On my right hand seals watched me

from the cold, blue-gray sea,

and on my left sailed swans in sweet water.

And before me the gulls and terns road the sea swells

and arose with quick flaps of their wings

over the fast moving foam.

While behind me stretched my whole life:

a mysterious weaving of the soul

like a jumble of seaweed

thick and slick and shining on cold stones.








Here, in this shed on grey sheets of stone

overlooking the seal-filled  sea,

amidst fat geese waddling on stones,

chickens scratching in briars,

ducks casually raping each other’s docile mates,

I write to gather a handful of impressions

from the vast river of images

that have flooded through my nights and days.

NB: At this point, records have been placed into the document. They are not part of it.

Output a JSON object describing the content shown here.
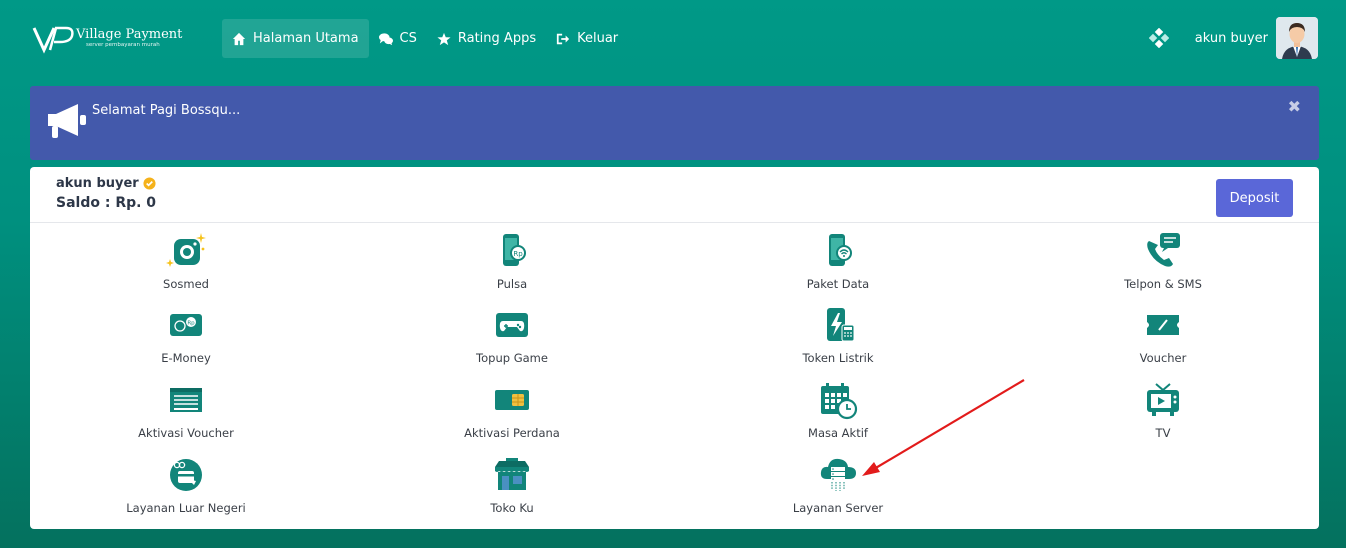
{
  "brand": {
    "name": "Village Payment",
    "tagline": "server pembayaran murah"
  },
  "nav": [
    {
      "label": "Halaman Utama",
      "icon": "home-icon"
    },
    {
      "label": "CS",
      "icon": "chat-icon"
    },
    {
      "label": "Rating Apps",
      "icon": "star-icon"
    },
    {
      "label": "Keluar",
      "icon": "logout-icon"
    }
  ],
  "user": {
    "name": "akun buyer"
  },
  "alert": {
    "text": "Selamat Pagi Bossqu...",
    "close": "✖"
  },
  "account": {
    "name": "akun buyer",
    "saldo": "Saldo : Rp. 0",
    "deposit_label": "Deposit"
  },
  "menu": [
    {
      "label": "Sosmed",
      "icon": "camera-icon"
    },
    {
      "label": "Pulsa",
      "icon": "phone-rp-icon"
    },
    {
      "label": "Paket Data",
      "icon": "phone-wifi-icon"
    },
    {
      "label": "Telpon & SMS",
      "icon": "phone-chat-icon"
    },
    {
      "label": "E-Money",
      "icon": "emoney-icon"
    },
    {
      "label": "Topup Game",
      "icon": "gamepad-icon"
    },
    {
      "label": "Token Listrik",
      "icon": "lightning-icon"
    },
    {
      "label": "Voucher",
      "icon": "ticket-icon"
    },
    {
      "label": "Aktivasi Voucher",
      "icon": "voucher-card-icon"
    },
    {
      "label": "Aktivasi Perdana",
      "icon": "simcard-icon"
    },
    {
      "label": "Masa Aktif",
      "icon": "calendar-clock-icon"
    },
    {
      "label": "TV",
      "icon": "tv-icon"
    },
    {
      "label": "Layanan Luar Negeri",
      "icon": "globe-icon"
    },
    {
      "label": "Toko Ku",
      "icon": "store-icon"
    },
    {
      "label": "Layanan Server",
      "icon": "cloud-server-icon"
    }
  ],
  "colors": {
    "primary": "#009987",
    "alert": "#4359ab",
    "deposit": "#5a67d8",
    "arrow": "#e21b1b"
  }
}
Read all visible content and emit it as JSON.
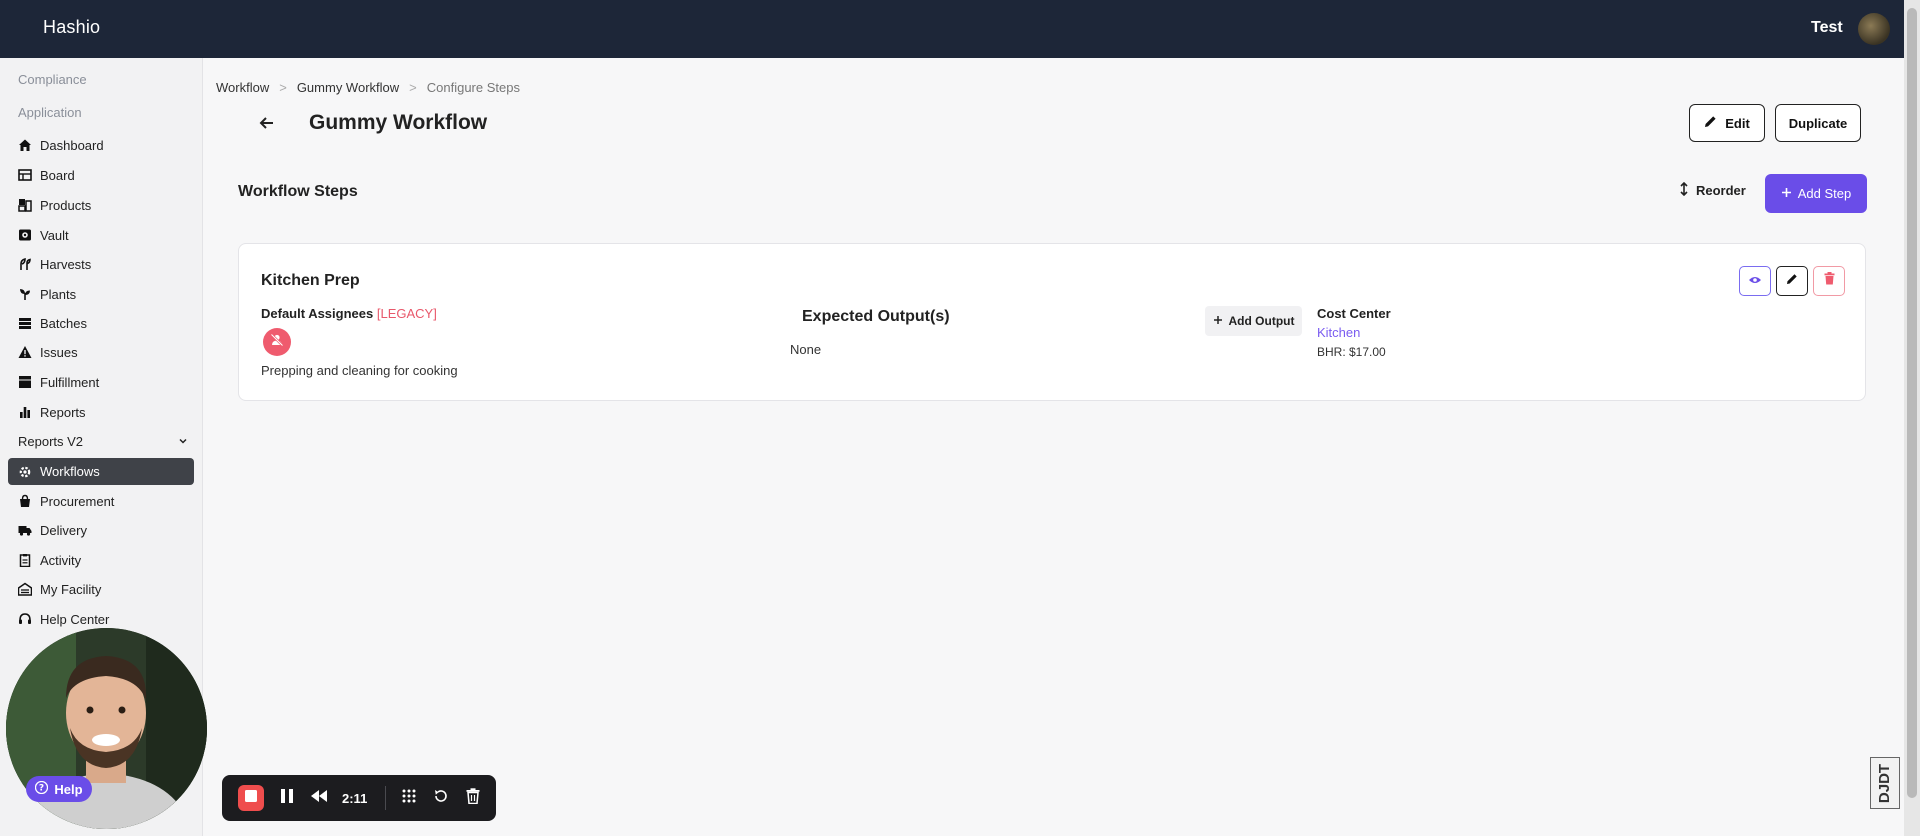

Below me, the sea roars and moves in the motions

of slow, monstrous tides.

The little hut creeks like a ship riding

oceans of wind.

From high, sheer cliffs I have watched

sea-birds soar far below me,

riding the rising currents of air,

seemingly, silently ecstatic,

shooting up over the lips of stones

with wild, triumphant cries.

There I opened my heart, teetering

on the edge between two worlds:

one of grass and stones

and one of sheets of sky.

And I longed to leap into the air

and fall and fall into the dark sea

to meet old pirates in their lairs,

and Viking raiders, and hardy women

who watched their fires and warmed cold children

while their husbands fought the tides

and prayed they would return from the oceanÕs

dangerous bosom with a basket of fish

and more than stories to tell.

And I walked stone paths between stonewalls,

skirting primordial forts of stacked stone

and tiptoeing on the top of razor rocks

worn into weapons by centuries of relentless winds.

And I knelt in the grass to read the epitaphs of children cursed

out of heaven by the beliefs of Love-starved souls,

all the while their little spirits rocked in the arms

of limitless Love.

And I’ve huddled behind walls of ancient ruins

to feel the sun on my skin while the cold wind

howled overhead.

And I’ve touched mysteries beyond telling:

secrets muttered by seals and animals and birds

and glimpsed through doors as old as mountains.

And here I'll pause, for the story is too long,

the impressions too rich, the moment too telling.









Everywhere stretch stonewalls,

like a vast spider’s web spun by the weathered hands

of island people.

The beaches are a mass of round sea-stones.


Rough stones, old stones,

worn and weathered stones,

standing stones, olgam stones,

sleeping stones dreaming a long history,

leaning stones sheltering prehistoric bones.

Stone Celtic crosses broken by Cromwell’s violent men

jut up in carpets of thick grass.

A mound hides a Viking king.

Horses clop down the lower, sea road between

walls of ivy-covered stones.

Near the ruined church of the Four Beautiful Saints

I drop a yellow shell into an ancient

holy well. The stones here are polished black

from thousands of knees, bare feet and tears.

The sweet waters have not failed

for hundreds of generations.

On a hill old stones cover the graves

of many children and bear the inscriptions of tears:

"Little Tirza Lies Here."


This island is a monument to stones.